Nothing too surprising. We had Republicans winning safely by ten points or more, except for [U.S. Senator] Roy Blunt. Trump won by 20 but Roy only won by three or four, which is a significant difference between two Republicans in the same state. And that’s because there was a ton of crossover support between Trump and [Blunt opponent Jason] Kander. Trump’s populist “drain the swamp” message is essentially running against people like Blunt. 

Still, we saw the biggest Republican margins ever in Missouri. I saw campaign internals throughout these races and nobody had the Republicans winning by 20 points. Among other things, there was a much lower turnout of African-Americans in the St. Louis area, which really helped Republicans. The Democrats were not excited, they didn’t care, and they didn’t show up. 

Did your polling indicate that the situation with James Comey and the FBI had an impact on Clinton’s numbers? 

None at all. This thing was going to be close all along. 

What is your response to the argument that Remington essentially had a dog in the hunt, that it was in your interest as a Republican organization to inflate Trump’s poll numbers? 

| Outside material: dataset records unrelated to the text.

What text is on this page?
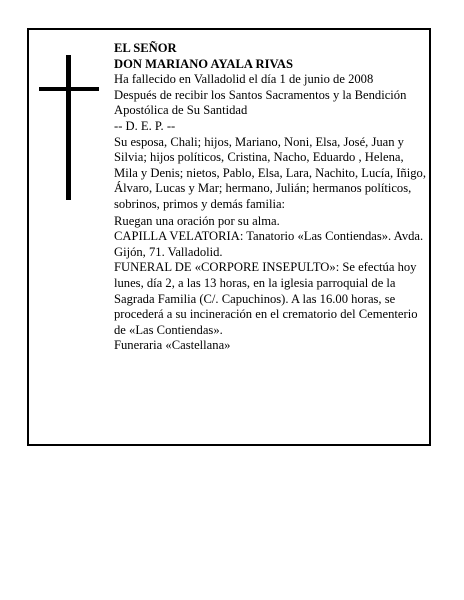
EL SEÑOR

DON MARIANO AYALA RIVAS

Ha fallecido en Valladolid el día 1 de junio de 2008

Después de recibir los Santos Sacramentos y la Bendición Apostólica de Su Santidad

-- D. E. P. --

Su esposa, Chali; hijos, Mariano, Noni, Elsa, José, Juan y Silvia; hijos políticos, Cristina, Nacho, Eduardo , Helena, Mila y Denis; nietos, Pablo, Elsa, Lara, Nachito, Lucía, Iñigo, Álvaro, Lucas y Mar; hermano, Julián; hermanos políticos, sobrinos, primos y demás familia:

Ruegan una oración por su alma.

CAPILLA VELATORIA: Tanatorio «Las Contiendas». Avda. Gijón, 71. Valladolid.

FUNERAL DE «CORPORE INSEPULTO»: Se efectúa hoy lunes, día 2, a las 13 horas, en la iglesia parroquial de la Sagrada Familia (C/. Capuchinos). A las 16.00 horas, se procederá a su incineración en el crematorio del Cementerio de «Las Contiendas».

Funeraria «Castellana»
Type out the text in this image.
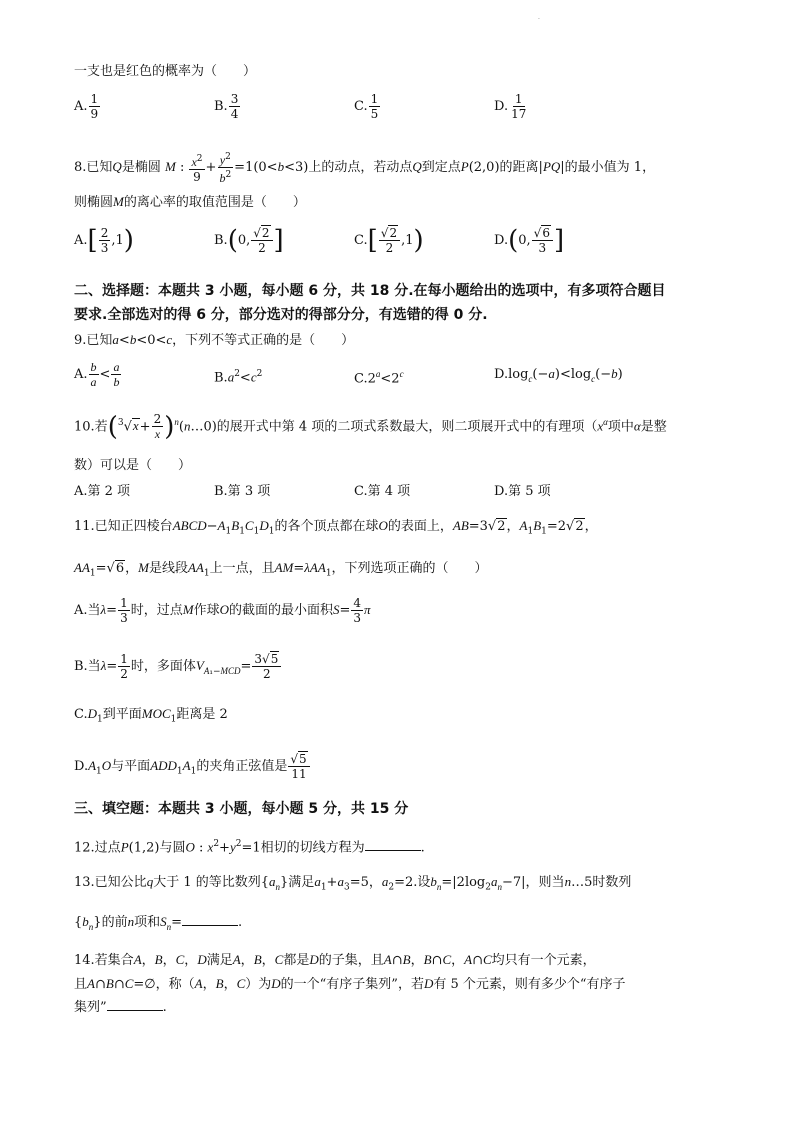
.
一支也是红色的概率为（　　）
A. $\frac{1}{9}$	B. $\frac{3}{4}$	C. $\frac{1}{5}$	D. $\frac{1}{17}$
8.已知Q是椭圆 M : $\frac{x^2}{9} + \frac{y^2}{b^2} =1(0<b<3)$上的动点，若动点Q到定点P(2,0)的距离|PQ|的最小值为 1，
则椭圆M的离心率的取值范围是（　　）
$A.[ \frac{2}{3} ,1)$	B.(0, $\frac{√2}{2}$ ]	$C.[ \frac{√2}{2} ,1)$	D.(0, $\frac{√6}{3}$ ]
二、选择题：本题共 3 小题，每小题 6 分，共 18 分.在每小题给出的选项中，有多项符合题目
要求.全部选对的得 6 分，部分选对的得部分分，有选错的得 0 分.
9.已知a<b<0<c，下列不等式正确的是（　　）
A. $\frac{b}{a} < \frac{a}{b}$	$B.a^2<c^2$	$C.2^a<2^c$	$D.\log_c(-a)<\log_c(-b)$
10.若($^3√x+ \frac{2}{x}$ )$^n(n\dots 0)$的展开式中第 4 项的二项式系数最大，则二项展开式中的有理项（$x^\alpha$项中α是整
数）可以是（　　）
A.第 2 项	B.第 3 项	C.第 4 项	D.第 5 项
11.已知正四棱台$ABCD-A_1B_1C_1D_1$的各个顶点都在球O的表面上，AB=3√2，$A_1B_1=2√2$，
$AA_1=√6$，M是线段$AA_1$上一点，且AM=λAA$_1$，下列选项正确的（　　）
A.当$\lambda= \frac{1}{3}$ 时，过点M作球O的截面的最小面积$S= \frac{4}{3}$ π
B.当$\lambda= \frac{1}{2}$ 时，多面体$V_{A_1-MCD}= \frac{3√5}{2}$
$C.D_1$到平面$MOC_1$距离是 2
$D.A_1O$与平面$ADD_1A_1$的夹角正弦值是 $\frac{√5}{11}$
三、填空题：本题共 3 小题，每小题 5 分，共 15 分
12.过点P(1,2)与圆O : $x^2+y^2=1$相切的切线方程为	.
13.已知公比q大于 1 的等比数列$\{a_n\}$满足$a_1+a_3=5$，$a_2=2$.设$b_n=|2\log_2a_n-7|$，则当n…5时数列
$\{b_n\}$的前n项和$S_n=$	.
14.若集合A，B，C，D满足A，B，C都是D的子集，且A∩B，B∩C，A∩C均只有一个元素，
且A∩B∩C=∅，称（A，B，C）为D的一个“有序子集列”，若D有 5 个元素，则有多少个“有序子
集列”	.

I mean, you don’t have to know much about the background of my firm to know that we’re not ginormous fans of Donald Trump. Jeff [Roe] was Ted Cruz’s campaign manager. Now, obviously Ted eventually endorsed Trump, and we are happy that Trump winning saved Republicans from a lot of Congressional losses. But again, we want to be right. We had Hillary winning in Colorado and Virginia. It’s not like we were trying to prop up Trump. 

Do you think there is a correlation between the rise of populist rage across the globe and the inability of polling to get things like Trump and Brexit right? 

My data doesn’t necessarily suggest that. There was always a theory out there during this election that people were too embarrassed to say they were voting for Trump because of how toxic he is — because it’d be like admitting you’re a racist, chauvinist, you hate poor people, you’re a horrible person, whatever. We largely use automated surveys as opposed to live callers, though, so it’s possible Trump supporters were more willing to tell the truth to a computer than to another human being.